Evaluating the reflux height, we found that 37% of all reflux events in our patient cohort ascended to the 2 most proximal channels. Nonetheless, in our patient group there was no relevant correlation of high-reflux events with, for instance, respiratory symptoms, as shown in infants by Wenzl (5) . Motility problems of the esophagus are also a frequent problem in EA patients, with a prevalence of 75% to 100% (2) . There is no improvement with age, and many EA patients experience bolus obstruction or need to flush down solids with water. The causes of disturbed esophageal motility are still not clear because there are indications of abnormal extrinsic innervation at birth and of nerval disruption due to surgical intervention (19–21) . Our results of the impedance swallowing test with impaired bolus transit in the distal esophagus of all of the EA patients are in line with studies of pediatric EA patients with manometry or manometry and videofluoroscopy (22,23) showing uncoordinated swallowing function in the distal esophagus. With the swallowing test we could for the first time visualize the morphology of the uncoordinated or incomplete bolus transit through the distal esophagus of EA patients without using radiography. On the basis of the results in healthy adults, complete bolus transit of more than 80% for liquid swallows and more than 70% for viscous swallows can be expected (8) . All 5 EA patients tested had abnormal results according to these data. The major reason why only a few patients underwent bolus challenges was that it proved difficult to let children below the age of 6 years (15 of 24 patients) perform controlled swallows of saline or viscous material.

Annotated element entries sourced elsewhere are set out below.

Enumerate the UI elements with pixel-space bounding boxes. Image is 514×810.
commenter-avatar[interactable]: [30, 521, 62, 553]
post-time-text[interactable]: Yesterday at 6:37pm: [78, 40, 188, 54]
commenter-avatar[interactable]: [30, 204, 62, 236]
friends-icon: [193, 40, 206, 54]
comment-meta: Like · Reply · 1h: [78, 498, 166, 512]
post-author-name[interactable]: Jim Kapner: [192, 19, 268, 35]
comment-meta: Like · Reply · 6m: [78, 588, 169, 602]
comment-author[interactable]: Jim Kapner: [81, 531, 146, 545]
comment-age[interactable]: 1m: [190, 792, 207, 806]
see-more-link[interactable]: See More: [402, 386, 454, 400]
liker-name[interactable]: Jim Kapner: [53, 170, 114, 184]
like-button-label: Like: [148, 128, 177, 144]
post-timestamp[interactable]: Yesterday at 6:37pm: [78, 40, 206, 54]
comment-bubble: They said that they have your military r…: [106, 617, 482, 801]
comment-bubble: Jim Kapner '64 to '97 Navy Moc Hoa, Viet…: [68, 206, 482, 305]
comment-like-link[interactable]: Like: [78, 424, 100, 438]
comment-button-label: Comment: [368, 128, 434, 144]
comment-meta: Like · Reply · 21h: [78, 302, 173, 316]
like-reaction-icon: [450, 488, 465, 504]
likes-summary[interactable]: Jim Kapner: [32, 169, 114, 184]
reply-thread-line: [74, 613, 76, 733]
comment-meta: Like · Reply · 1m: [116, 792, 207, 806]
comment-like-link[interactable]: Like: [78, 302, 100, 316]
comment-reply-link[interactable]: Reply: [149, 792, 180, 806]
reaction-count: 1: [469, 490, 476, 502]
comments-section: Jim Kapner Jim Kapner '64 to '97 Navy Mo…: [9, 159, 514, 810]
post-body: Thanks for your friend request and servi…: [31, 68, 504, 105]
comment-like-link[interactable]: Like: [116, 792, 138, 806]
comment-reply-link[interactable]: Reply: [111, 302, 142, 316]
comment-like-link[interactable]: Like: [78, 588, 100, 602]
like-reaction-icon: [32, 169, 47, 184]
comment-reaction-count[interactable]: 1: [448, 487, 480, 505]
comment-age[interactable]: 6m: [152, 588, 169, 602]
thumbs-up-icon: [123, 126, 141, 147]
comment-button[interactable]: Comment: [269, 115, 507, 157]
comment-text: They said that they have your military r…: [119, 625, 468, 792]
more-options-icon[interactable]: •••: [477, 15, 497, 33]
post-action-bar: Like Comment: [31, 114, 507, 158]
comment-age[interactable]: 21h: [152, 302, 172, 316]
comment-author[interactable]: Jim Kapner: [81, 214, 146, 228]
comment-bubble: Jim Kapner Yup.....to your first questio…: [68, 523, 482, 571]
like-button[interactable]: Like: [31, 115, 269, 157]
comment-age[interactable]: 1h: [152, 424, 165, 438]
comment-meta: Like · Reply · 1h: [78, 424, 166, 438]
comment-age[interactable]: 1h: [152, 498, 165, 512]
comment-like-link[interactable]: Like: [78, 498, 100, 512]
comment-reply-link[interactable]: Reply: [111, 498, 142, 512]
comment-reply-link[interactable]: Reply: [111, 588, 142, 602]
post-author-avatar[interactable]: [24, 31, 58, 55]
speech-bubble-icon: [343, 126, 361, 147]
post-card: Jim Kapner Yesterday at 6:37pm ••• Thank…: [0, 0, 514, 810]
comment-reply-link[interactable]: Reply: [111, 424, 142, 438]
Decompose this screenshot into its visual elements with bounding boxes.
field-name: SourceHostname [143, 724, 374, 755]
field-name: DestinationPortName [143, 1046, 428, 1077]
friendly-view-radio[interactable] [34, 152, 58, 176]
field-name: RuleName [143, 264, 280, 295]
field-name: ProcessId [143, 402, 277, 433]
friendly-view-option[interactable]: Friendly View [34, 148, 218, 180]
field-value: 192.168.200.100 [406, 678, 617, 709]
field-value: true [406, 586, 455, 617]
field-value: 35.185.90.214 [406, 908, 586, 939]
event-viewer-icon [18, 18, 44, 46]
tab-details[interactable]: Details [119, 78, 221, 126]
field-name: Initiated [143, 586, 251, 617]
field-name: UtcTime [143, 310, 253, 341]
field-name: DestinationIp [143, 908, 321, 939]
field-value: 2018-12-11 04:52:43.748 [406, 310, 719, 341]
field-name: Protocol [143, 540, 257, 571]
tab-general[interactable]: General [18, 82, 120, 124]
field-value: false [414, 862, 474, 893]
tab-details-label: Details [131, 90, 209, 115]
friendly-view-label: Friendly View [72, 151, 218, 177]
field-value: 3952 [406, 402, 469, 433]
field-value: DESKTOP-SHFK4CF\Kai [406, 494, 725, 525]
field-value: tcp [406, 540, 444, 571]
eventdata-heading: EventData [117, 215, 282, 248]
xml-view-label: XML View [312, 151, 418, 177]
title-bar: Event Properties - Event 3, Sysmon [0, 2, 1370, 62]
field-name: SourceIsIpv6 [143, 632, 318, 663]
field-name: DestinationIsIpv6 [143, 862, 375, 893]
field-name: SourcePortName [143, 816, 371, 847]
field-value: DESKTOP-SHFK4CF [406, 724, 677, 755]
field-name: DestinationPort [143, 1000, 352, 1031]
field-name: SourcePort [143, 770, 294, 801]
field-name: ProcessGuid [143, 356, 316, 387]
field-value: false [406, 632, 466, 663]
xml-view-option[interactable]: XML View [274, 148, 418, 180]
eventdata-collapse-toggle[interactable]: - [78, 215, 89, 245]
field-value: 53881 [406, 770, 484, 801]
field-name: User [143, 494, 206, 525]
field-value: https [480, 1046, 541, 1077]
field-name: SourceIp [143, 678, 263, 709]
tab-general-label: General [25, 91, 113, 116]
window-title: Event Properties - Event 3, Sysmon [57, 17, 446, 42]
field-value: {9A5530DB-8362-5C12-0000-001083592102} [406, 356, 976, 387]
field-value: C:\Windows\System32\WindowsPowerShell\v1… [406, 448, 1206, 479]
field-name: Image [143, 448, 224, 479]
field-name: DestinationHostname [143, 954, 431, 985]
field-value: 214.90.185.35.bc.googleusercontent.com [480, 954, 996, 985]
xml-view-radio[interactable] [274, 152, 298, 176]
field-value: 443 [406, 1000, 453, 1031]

The predominantly lower impedance amplitude in the distal channels of our patients may be explained by a general esophageal hypomotility in the distal esophagus with a distended esophageal wall and liquid material (saliva or reflux) resting in the distal esophagus because of the impaired motility. Dysphagia due to impaired bolus transit is difficult to relieve. Performing an impedance swallowing test in EA patients may help to assign the dysphagia to the underlying diseases. Also, the findings may help the patient understand the symptoms and possibly aid in the evaluation of new (prokinetic) therapeutic strategies in the future.
In the group of EA patients studied, half of the GER events could be detected only by MII. The role of weakly acidic reflux in EA patients and its implication on therapeutic options remains to be determined. Even patients with no symptoms or few symptoms may have severe GER. The high rate of Barrett esophagus (11%) and strictures in (42%) adult patients with repaired EA (4) further emphasizes the lifelong need for esophageal surveillance strategies.